Simon : Le mythe du vampire, dans son essence originelle et non dans ses nouvelles versions, est quelque chose d’excessivement actuel par tout ce qu’il implique. C’est une image qui nous parle et nous terrifie à la fois car elle est profondément liée à notre société et à son évolution moderne. Analyser cela est quelque chose qui m’intéresse fortement et j’ai lu de nombreux articles là-dessus. A force de recouper les idées, je suis parvenue à une vision personnelle des raisons de cette pérennité. Je n’irai malheureusement pas plus loin sur le sujet ici car ce serait très long à expliquer et je travaille justement à la rédaction d’un article traitant de cela. Disons juste que, à mon sens, l’effroi incarné par le vampire est bien plus en lien avec l’évolution actuelle de notre société qu’avec l’image d’une antique malédiction issue du fin fond des âges…

Avez-vous encore des projets de livres sur ce même thème ? Quelle va être votre actualité dans les semaines et les mois à venir ?
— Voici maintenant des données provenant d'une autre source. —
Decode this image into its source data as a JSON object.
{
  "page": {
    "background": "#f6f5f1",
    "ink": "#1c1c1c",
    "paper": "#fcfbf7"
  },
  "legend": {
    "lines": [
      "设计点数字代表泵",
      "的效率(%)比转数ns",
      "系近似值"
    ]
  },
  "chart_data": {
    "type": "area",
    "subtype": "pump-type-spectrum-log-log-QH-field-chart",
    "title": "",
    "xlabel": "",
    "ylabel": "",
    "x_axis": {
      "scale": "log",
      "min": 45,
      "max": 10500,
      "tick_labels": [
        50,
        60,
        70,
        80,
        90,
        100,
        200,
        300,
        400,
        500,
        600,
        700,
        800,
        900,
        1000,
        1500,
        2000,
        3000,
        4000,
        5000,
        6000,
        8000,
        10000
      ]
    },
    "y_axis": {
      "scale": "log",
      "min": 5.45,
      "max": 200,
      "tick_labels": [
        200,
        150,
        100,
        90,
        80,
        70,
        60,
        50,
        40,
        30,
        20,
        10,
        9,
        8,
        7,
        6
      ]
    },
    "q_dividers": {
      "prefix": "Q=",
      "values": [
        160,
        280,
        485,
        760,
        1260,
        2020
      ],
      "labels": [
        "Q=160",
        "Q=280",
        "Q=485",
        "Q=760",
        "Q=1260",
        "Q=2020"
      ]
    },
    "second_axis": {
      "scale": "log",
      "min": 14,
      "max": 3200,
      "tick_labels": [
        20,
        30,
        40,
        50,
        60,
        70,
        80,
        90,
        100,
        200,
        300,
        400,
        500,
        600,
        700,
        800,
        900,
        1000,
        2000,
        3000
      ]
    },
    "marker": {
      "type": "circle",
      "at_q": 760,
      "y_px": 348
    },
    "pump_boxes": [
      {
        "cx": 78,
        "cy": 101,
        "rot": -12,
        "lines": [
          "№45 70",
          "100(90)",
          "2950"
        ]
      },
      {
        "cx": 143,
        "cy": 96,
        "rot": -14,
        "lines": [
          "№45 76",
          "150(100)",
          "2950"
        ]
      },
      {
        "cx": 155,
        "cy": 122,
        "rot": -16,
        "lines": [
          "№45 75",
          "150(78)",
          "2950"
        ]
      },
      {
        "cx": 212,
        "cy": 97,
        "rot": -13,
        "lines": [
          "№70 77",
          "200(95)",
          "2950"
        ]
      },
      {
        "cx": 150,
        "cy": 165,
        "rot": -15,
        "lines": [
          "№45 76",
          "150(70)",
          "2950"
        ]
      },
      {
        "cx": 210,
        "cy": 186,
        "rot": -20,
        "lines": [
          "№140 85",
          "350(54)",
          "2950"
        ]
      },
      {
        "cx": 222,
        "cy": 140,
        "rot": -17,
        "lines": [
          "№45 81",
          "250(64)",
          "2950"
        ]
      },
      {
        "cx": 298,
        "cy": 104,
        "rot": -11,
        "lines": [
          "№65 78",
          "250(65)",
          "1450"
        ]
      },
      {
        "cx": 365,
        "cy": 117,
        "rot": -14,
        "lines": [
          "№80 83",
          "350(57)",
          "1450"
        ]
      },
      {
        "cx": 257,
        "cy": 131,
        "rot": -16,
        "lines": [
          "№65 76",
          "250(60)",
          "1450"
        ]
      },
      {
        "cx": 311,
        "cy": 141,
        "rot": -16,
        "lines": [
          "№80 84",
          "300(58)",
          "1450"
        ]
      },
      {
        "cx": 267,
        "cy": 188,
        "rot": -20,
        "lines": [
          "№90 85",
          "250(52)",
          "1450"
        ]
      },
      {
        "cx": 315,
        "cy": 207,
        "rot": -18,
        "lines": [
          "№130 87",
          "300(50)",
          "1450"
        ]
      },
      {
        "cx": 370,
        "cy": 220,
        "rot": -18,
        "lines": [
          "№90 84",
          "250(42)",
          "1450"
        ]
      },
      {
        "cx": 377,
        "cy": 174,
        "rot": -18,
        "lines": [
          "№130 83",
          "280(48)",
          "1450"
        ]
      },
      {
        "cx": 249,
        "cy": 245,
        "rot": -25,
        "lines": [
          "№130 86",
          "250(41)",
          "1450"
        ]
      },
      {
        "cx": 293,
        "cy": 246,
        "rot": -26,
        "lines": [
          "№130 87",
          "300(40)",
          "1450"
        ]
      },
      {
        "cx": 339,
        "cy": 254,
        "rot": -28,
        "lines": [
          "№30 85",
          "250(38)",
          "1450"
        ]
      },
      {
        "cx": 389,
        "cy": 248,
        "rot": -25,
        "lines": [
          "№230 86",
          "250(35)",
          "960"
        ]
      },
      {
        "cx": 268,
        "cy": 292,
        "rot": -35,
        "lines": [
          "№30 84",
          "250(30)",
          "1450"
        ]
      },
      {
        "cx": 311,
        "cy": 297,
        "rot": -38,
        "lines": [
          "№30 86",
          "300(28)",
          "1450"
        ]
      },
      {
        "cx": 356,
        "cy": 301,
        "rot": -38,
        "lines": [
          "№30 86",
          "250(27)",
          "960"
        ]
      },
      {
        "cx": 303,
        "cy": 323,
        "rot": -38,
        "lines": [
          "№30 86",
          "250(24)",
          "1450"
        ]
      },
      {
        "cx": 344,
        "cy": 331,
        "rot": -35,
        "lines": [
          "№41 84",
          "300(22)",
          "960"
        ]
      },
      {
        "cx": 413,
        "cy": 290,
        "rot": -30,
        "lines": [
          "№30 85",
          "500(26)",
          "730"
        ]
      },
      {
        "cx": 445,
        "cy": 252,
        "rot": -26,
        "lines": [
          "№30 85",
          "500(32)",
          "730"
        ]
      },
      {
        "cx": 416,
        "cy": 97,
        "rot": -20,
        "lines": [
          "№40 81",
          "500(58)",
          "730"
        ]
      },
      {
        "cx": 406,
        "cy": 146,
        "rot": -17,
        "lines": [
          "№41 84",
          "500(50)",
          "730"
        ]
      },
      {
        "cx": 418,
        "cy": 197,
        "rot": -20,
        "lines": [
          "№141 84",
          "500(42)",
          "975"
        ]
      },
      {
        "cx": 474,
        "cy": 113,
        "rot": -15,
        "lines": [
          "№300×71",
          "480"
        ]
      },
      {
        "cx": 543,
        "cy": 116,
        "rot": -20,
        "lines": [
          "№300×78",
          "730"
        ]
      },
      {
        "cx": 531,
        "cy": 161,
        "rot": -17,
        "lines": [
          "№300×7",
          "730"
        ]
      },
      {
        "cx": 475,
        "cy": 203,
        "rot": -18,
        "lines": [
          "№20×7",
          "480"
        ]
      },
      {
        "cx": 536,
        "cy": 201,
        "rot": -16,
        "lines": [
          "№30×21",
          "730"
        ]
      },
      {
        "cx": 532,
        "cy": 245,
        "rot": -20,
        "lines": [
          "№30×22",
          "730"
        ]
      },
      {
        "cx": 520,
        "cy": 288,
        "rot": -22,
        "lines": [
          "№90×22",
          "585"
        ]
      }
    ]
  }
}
Gwenn : Nous avons déjà en tête notre prochain personnage : Don Quichotte. Cependant, pour le moment ce n’est qu’une idée. Nous sommes séduit par l’idée de réaliser des documentaires inspirés de cette série et nous sommes en train d’écrire des projets pour adapter Sur la piste de Tarzan et À la poursuite de Dracula en vidéo. Peut-être allons nous penser le projet Don Quichotte directement en vidéo et le proposer pour les 400 ans de la mort de Cervantes en 2016.

Simon : Même si nous réfléchissons constamment à un autre voyage, celui-ci n’est pas d’actualité pour différentes raisons. La première, c’est que nous avons tous les deux d’autres projets à concrétiser. Ensuite, je ne tiens pas personnellement à rentrer dans une dynamique de série de manière systématique : nous repartirons quand nous aurons un projet finalisé qui nous paraîtra évident, comme ce fut le cas pour Conan, Tarzan et, évidemment À la poursuite de Dracula.